Production System Concerns
Code instrumentation sounds nice in theory but it's intrusive. You may not want to mess with your byte codes. Any type of code injection or modification—no matter how benign—can potentially change the way your application behaves. Log scraping is less intrusive, but verbose traces and logs come at a cost. Any process that increases I/O (Disk or network) or takes resources away from your application, either directly or indirectly, will impact performance.
Other issues with profiling and monitoring in production environments include:
- Production platform outside your control
- You may not have the option of deploying profiling tools onto your live systems.
- Services such as rsh/telnet may be disabled or secured.
- Tools intrusiveness
- All approaches are intrusive to one extent or another—it is just a matter of degree. Tools can impact application performance. Measurement may affect the application itself or the actual metrics. Approaches such as web log scraping are external and therefore less intrusive but cannot tell you what's happening deeper inside your application.
If you built statistics collection from the ground up [e.g., via some homegrown mechanism or perhaps Aspects (AOP)], then you can leverage it in production. The extensibility and intrusiveness of such approaches depends on the design. Hard-coded approaches can be inflexible, and unless the design allows for some sort of fine-grained metric configuration and control, then new metrics may require a code change.
Information related to application and performance metrics is sometimes already present in your application logs—you just need to be able to tap into them. Log interception is a variant of log scraping. Whereas most tools process log files after the fact, log4j enables you to intercept and process log messages on the fly without incurring the cost of I/O. Log4j runs in the same process space as the application, so a log interceptor is somewhat similar to an agent. It can access the JVM for information on memory, threads, and timings. The issue with log interception is data interpretation: how to turn log messages into useful metrics.

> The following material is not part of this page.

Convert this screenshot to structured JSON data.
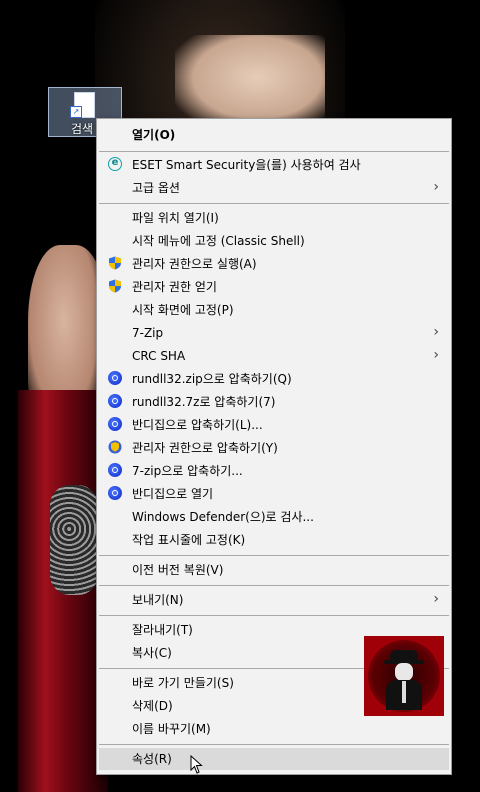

Unlike Web server logs, application logs are application and component specific. Although log4j facilitates message formatting, text generated from an application is typically unstructured and difficult to process. Given that you know which text is significant, one way to interpret such data is using regular expressions. Regular expressions are ideally suited for matching patterns in free-form text; log messages can be filtered on the fly for text that matches metric-related inputs. Matches can then be collated with JVM information and values scraped from the message to derive application metrics.
Log interception is simple, flexible, and lightweight. The I/O overheads are low and the actual message processing very efficient as regular expressions can be pre-compiled. It is a production-friendly approach that can be plugged into mature applications without having to modify source or byte-codes.